1. Methland: The Death and Life of an American Small Town, by Nick Reding.  Maybe I should define a new category: "Good enough to finish."  This is one of the better recent books on the economics of culture.

2. The Great Contraction, Friedman and Schwartz.  Classic economics books like this are almost always worth a reread.  I had forgotten just how bad was the year 1931.

3. Chop Suey: A Cultural History of Chinese Food in the United States, by Andrew Coe.  There is way too much well-known diplomatic history in this book, but the best fifty pages are good enough to make it worthwhile.  That said, I could have saved a lot of time, by flipping rapidly through the boring pages. had I not been reading it on my Kindle.
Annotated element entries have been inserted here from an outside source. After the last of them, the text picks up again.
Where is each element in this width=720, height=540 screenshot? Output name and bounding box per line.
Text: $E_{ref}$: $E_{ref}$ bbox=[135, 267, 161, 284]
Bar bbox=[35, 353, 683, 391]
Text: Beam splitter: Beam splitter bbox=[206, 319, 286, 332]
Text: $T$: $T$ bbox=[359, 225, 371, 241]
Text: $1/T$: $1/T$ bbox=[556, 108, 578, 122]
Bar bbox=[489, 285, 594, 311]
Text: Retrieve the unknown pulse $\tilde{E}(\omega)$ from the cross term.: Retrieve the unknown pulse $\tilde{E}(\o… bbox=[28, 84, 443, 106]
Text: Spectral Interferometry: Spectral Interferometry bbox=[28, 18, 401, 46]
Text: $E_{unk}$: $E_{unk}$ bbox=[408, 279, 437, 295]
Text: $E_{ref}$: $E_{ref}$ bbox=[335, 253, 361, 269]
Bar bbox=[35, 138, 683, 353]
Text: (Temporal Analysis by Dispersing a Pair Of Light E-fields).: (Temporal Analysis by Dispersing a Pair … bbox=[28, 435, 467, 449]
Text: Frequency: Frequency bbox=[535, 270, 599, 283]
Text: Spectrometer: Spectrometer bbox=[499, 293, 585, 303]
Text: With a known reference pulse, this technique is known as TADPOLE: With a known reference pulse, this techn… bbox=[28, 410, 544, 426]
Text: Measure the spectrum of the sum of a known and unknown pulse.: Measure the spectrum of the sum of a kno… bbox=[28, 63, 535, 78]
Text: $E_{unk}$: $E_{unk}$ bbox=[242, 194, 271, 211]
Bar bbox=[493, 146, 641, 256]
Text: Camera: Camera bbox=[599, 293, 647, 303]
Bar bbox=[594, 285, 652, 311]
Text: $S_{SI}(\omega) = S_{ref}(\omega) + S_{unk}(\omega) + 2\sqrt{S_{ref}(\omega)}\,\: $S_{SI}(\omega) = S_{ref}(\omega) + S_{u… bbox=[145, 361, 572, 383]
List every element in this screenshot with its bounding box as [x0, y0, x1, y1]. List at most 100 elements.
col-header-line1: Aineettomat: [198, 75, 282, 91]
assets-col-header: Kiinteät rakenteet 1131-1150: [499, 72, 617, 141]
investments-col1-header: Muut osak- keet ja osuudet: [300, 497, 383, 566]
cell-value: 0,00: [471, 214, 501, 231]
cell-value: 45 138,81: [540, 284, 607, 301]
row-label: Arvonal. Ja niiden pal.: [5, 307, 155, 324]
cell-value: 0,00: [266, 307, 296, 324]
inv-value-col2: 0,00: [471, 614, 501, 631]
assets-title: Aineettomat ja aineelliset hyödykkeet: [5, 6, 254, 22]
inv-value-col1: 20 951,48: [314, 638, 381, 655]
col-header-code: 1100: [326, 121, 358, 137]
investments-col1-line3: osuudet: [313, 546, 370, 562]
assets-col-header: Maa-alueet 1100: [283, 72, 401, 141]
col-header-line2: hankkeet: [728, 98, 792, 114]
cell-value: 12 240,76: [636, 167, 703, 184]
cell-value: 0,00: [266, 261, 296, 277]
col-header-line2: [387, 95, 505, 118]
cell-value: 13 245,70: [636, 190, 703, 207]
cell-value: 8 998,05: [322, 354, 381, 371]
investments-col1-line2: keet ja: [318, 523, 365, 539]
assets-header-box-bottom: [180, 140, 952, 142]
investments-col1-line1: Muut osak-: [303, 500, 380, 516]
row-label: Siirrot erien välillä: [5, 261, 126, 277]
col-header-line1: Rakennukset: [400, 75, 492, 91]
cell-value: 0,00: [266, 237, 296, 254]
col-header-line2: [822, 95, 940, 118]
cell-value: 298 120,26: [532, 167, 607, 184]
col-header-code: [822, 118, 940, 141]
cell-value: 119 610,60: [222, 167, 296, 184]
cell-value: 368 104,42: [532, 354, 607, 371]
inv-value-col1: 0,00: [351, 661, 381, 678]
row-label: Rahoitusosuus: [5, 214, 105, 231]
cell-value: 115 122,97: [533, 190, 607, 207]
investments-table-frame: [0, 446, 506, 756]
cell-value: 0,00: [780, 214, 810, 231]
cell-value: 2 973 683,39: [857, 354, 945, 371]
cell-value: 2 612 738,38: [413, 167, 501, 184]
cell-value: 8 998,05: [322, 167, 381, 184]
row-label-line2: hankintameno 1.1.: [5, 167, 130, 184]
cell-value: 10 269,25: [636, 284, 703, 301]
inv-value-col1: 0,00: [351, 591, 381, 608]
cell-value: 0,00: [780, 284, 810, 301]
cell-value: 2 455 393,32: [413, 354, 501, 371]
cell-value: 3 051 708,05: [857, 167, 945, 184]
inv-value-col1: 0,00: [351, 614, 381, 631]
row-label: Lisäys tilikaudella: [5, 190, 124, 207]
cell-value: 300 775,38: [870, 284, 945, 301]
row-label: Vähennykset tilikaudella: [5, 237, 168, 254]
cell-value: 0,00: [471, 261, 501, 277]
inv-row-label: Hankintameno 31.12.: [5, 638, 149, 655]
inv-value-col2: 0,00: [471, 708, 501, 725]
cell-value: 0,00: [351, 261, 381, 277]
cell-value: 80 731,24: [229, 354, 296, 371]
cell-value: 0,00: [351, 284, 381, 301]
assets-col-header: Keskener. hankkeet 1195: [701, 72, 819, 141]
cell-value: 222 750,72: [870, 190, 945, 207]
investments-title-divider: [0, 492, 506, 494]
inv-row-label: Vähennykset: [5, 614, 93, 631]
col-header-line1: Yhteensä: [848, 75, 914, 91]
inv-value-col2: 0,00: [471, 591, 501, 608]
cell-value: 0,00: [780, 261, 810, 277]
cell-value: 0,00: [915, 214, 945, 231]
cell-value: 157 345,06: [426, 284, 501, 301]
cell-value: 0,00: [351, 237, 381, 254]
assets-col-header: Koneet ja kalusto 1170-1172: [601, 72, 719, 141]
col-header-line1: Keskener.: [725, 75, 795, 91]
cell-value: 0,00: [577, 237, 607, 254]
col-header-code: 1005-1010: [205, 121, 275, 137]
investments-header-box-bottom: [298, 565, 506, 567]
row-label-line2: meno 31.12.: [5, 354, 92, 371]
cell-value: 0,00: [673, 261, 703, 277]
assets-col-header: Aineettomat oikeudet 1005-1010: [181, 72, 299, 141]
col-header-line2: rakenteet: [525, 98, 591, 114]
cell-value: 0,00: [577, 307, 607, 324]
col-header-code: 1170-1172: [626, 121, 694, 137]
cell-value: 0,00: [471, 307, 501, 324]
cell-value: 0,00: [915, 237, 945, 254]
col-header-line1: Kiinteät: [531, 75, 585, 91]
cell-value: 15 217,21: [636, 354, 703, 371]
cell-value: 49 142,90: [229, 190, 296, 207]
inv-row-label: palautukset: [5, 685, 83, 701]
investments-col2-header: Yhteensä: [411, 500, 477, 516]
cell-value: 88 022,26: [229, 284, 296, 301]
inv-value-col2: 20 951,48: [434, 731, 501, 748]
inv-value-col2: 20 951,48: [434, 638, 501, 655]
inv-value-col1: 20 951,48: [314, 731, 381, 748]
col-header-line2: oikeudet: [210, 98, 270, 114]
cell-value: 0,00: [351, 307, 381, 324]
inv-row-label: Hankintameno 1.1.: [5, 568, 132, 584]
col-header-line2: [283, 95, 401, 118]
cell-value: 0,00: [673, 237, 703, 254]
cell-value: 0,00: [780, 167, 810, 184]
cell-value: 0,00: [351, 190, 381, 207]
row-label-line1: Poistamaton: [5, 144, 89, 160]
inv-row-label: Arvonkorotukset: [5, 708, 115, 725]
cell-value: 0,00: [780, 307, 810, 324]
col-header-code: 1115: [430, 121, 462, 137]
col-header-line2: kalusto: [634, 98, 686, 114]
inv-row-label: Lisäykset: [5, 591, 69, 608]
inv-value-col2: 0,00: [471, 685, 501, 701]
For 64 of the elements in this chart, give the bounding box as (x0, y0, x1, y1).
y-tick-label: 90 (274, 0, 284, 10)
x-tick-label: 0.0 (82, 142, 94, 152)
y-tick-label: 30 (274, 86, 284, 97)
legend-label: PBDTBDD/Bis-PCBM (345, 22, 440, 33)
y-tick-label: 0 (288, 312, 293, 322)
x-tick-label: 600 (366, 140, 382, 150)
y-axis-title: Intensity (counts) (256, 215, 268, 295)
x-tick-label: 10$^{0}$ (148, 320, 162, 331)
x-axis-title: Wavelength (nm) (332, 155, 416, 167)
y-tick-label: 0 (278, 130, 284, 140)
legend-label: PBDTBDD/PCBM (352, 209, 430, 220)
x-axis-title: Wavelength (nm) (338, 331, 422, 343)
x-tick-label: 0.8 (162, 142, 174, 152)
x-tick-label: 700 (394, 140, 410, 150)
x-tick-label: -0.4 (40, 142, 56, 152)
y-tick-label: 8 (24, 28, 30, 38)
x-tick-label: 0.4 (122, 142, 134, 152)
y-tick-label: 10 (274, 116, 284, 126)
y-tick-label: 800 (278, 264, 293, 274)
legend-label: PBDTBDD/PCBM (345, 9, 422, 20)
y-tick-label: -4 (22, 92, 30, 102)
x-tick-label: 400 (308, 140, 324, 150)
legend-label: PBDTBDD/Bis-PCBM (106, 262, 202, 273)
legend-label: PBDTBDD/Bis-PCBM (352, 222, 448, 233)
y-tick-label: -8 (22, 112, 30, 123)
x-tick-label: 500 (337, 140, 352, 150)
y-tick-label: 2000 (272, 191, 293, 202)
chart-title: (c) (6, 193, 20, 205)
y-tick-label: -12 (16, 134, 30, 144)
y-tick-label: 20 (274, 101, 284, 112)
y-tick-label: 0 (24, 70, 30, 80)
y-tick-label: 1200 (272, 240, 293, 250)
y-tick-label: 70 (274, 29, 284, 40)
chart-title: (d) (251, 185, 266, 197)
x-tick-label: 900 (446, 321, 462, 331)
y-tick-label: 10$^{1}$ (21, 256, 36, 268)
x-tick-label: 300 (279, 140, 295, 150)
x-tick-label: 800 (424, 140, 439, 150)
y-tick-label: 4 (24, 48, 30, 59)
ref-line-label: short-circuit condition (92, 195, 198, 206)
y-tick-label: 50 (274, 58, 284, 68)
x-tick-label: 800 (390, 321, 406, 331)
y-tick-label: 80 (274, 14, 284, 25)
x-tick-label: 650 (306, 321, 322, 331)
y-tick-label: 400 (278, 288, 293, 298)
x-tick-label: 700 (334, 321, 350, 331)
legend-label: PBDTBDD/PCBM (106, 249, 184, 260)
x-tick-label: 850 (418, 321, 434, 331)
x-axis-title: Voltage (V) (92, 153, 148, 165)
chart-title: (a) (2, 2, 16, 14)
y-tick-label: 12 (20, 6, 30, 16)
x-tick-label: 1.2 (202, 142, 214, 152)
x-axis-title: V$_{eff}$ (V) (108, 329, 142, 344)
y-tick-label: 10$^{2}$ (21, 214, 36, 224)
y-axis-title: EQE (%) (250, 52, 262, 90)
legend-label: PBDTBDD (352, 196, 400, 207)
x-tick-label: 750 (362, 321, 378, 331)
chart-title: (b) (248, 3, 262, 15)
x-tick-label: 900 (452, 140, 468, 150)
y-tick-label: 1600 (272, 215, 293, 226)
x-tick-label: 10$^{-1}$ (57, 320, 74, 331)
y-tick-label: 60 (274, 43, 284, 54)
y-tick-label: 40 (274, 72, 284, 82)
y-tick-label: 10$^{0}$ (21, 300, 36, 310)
4. A Schoolteacher in Old Alaska: The Story of Hannah Breece, collated and edited by Jane Jacobs.  A reasonably interesting look at Alaskan, Aleut, and Russian culture around the turn of the century, as told through the eyes of a settler woman and edited by Jacobs (with how much intervention I am not sure).  This makes for a good contrast with Jacob's work on urban economies.  It's not thrilling all the time but overall I would recommend it.

5. Middlemarch, by George Eliot.  No other book I have tried so profits by a reread on Kindle.  Given its density of information, it's simply much better when there is less on each page.